Late in the day, when the family were drinking tea, Coverly went out to the back of the house. He smelled a clearing wind and heard it stir in the trees and saw the overcast rise, the miserableness of that day carried off and a band of yellow light spill out of the west. Then he knew what he had to do and he made his preparations; he washed his armpits and emptied his bank. He had enough money to pay for her favors. He would join the blessed company of men, so lightly screened by canvas from the lowing of cattle and the voices of children. He walked, he ran, he walked again, he took a short cut over the Waylands’ pasture to the dirt road to the fairgrounds, wondering why the simplicity of life had not appeared to him sooner.
It was dark by the time he reached the dirt road and in spite of the clearing wind it seemed to be a starless night. He did not stop or hesitate until he saw at the gates to the fairgrounds that all the lights were out.
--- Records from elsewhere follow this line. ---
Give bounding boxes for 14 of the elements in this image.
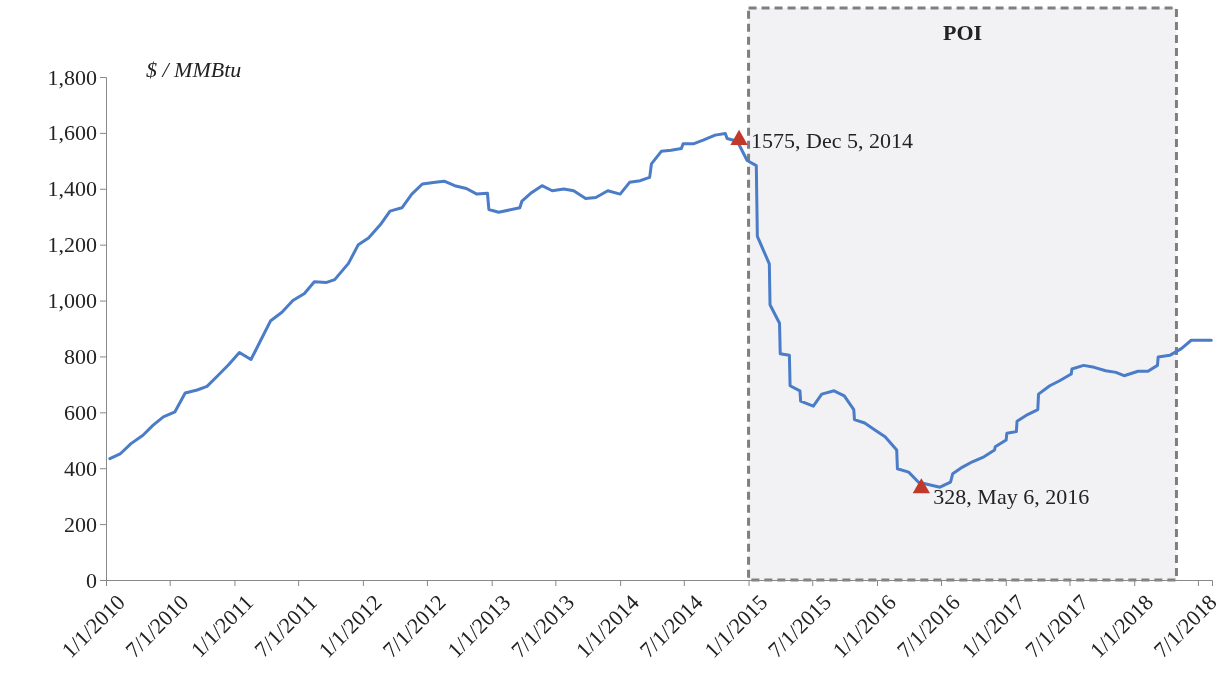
y-axis-title: $ / MMBtu <box>146 57 242 82</box>
y-tick-label: 0 <box>86 567 97 593</box>
y-tick-label: 1,800 <box>47 64 97 90</box>
data-label: 1575, Dec 5, 2014 <box>751 127 913 153</box>
data-label: 328, May 6, 2016 <box>933 484 1090 510</box>
y-tick-label: 1,200 <box>47 232 97 258</box>
y-tick-label: 200 <box>64 511 97 537</box>
y-tick-label: 1,000 <box>47 288 97 314</box>
y-tick-label: 1,400 <box>47 176 97 202</box>
y-tick-label: 600 <box>64 399 97 425</box>
y-tick-label: 400 <box>64 455 97 481</box>
y-tick-label: 1,600 <box>47 120 97 146</box>
y-tick-label: 800 <box>64 343 97 369</box>
band-label: POI <box>942 20 983 45</box>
The fair was over, of course, and the carnival had gone. The gates hung open and why not, for after the cakes and squashes, the kewpie dolls and the exhibitions of needlework had been removed what was there to guard? With so many dark lanes and tree-shaded places not even the most harassed lovers would seek the shelter of the fairgrounds which, tenanted in these times no more than three or four days each year and nearly as old as Leander, breathed out into the night air the smell of rotted wood. But Coverly went on, into the space where the smell of trampled grass lingered in the air, down the ruts of the midway to where, or where as best he could see in the dark, she had gone through her rites. Oh, what can you do with a boy like that?